If you're getting ready to have weight loss surgery, you're probably looking ahead to the results.
You can expect to lose a lot of weight. If you have a weight-related medical condition, like type 2 diabetes or sleep apnea, those conditions may improve. And almost all people who get weight loss surgery -- 95% -- say their quality of life improves, too.
You'll want to get ready for the recovery and know what you'll need to do to make the changes last.
Weight loss surgery is expensive. Typical costs can run from $20,000 to $25,000, according to the National Institute of Diabetes and Digestive and Kidney Diseases.
The price of your weight loss surgery will depend on several factors:
The type of surgery you're having. Types of weight loss surgery include gastric bypass, adjustable gastric banding, vertical gastric banding (also called stomach stapling), sleeve gastrectomy, and biliopancreatic diversion. Each has a different fee.
Your surgeon's fee. This will vary based on where you live, your surgeon's expertise, and the procedure’s complexity.
The hospital you choose. Costs will vary and may include the operating and hospital rooms, among other fees.
Additional costs may include:
Surgical assistant's fee
Consultant fees (if necessary)
Follow-up procedures (for the gastric band)
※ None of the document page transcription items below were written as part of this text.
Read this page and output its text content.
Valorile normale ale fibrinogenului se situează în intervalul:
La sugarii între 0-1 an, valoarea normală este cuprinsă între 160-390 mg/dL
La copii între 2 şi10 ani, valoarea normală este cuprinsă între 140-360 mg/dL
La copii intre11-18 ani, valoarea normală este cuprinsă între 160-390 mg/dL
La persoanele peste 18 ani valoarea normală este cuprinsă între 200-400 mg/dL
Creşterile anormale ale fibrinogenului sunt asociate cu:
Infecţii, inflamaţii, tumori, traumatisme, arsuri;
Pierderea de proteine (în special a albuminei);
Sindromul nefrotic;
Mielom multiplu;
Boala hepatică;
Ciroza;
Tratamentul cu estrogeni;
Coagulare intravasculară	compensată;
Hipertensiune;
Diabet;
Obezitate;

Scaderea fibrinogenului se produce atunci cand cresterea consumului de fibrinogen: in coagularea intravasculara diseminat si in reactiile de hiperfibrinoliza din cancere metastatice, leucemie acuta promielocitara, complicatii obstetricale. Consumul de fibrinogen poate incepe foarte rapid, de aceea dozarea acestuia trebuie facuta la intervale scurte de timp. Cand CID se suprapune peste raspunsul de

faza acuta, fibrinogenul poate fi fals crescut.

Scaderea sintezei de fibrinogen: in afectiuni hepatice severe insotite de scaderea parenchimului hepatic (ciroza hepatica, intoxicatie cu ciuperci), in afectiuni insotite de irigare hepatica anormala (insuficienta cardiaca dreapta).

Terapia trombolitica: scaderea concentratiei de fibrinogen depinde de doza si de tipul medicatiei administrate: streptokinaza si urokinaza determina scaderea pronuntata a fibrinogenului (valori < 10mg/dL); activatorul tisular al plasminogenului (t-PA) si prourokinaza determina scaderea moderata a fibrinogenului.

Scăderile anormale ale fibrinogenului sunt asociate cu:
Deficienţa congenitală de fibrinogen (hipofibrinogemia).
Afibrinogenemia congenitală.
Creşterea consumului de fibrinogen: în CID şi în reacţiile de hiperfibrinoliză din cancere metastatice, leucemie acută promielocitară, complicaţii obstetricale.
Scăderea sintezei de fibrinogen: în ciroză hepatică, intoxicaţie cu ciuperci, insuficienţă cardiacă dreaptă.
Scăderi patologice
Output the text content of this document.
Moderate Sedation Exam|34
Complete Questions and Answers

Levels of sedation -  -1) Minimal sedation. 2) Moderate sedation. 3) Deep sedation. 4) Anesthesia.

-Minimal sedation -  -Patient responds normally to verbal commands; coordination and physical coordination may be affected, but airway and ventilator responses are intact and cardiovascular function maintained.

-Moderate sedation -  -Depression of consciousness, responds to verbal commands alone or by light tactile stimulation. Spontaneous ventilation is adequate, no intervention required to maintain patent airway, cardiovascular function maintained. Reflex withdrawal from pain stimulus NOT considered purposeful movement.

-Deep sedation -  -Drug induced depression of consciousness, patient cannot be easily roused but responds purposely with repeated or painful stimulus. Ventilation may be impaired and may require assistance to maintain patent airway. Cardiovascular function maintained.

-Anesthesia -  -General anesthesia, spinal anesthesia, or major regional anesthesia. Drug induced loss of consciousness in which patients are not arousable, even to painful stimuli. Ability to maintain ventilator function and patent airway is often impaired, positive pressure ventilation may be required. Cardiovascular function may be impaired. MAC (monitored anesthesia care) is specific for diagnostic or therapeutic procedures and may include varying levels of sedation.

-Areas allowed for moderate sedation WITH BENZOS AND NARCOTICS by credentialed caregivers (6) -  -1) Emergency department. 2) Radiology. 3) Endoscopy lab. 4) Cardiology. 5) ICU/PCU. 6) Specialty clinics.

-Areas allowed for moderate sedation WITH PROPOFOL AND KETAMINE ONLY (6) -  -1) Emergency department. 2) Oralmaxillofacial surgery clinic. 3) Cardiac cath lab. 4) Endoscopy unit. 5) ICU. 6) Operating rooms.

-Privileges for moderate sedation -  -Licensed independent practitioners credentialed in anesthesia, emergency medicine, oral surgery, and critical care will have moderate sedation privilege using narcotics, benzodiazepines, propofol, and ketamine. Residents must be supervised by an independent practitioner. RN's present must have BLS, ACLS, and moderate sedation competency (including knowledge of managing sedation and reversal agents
Will Health Insurance Pay?
If you have health insurance, read your policy carefully, and work closely with your insurer and your doctor to see what's covered.
Most insurance companies recognize that people who are overweight and obese are more likely to get serious health conditions such as type 2 diabetes, high blood pressure, heart disease, high cholesterol, and sleep apnea. In fact, there’s plenty of evidence that bariatric surgery can improve or resolve up to 30 obesity-related conditions, according to the American Society for Metabolic and Bariatric Surgery.
If you don’t have health insurance, you’ll likely have to pay the entire bill yourself. Some weight loss surgery centers can help you get a loan that you can repay over a number of years.
Getting Your Insurance to Pay for Weight Loss Surgery
Most major insurance companies will require:
Proof that surgery is medically necessary. Your surgeon can help provide your medical history and documentation of your weight-related health problems.
Participation in a physician-supervised diet program. You may be required to successfully complete a 6-month weight-loss program before approval is granted. Medicare does not require this 6-month program, but you may be encouraged to participate anyway. This type of diet program involves monthly visits to your bariatric surgeon's office for 6 months. The insurance companies aren’t trying to find out if you can lose weight through dieting. In fact, most insurance companies require that the patient's weight be stable during this time -- with no up-and-down fluctuations -- or you may be denied coverage. They want you to demonstrate over the 6 months prior to surgery that you can commit to lifestyle changes you’ll need to make forever after your weight loss surgery.
A psychological evaluation. This is to make sure that you understand weight loss surgery and the impact it will have on your lifestyle. The psychological evaluation also checks for untreated binge eating or any other psychological issues.
A nutritional evaluation. You will work one-on-one with a nutritionist to outline specific dietary changes and habits that need to be changed.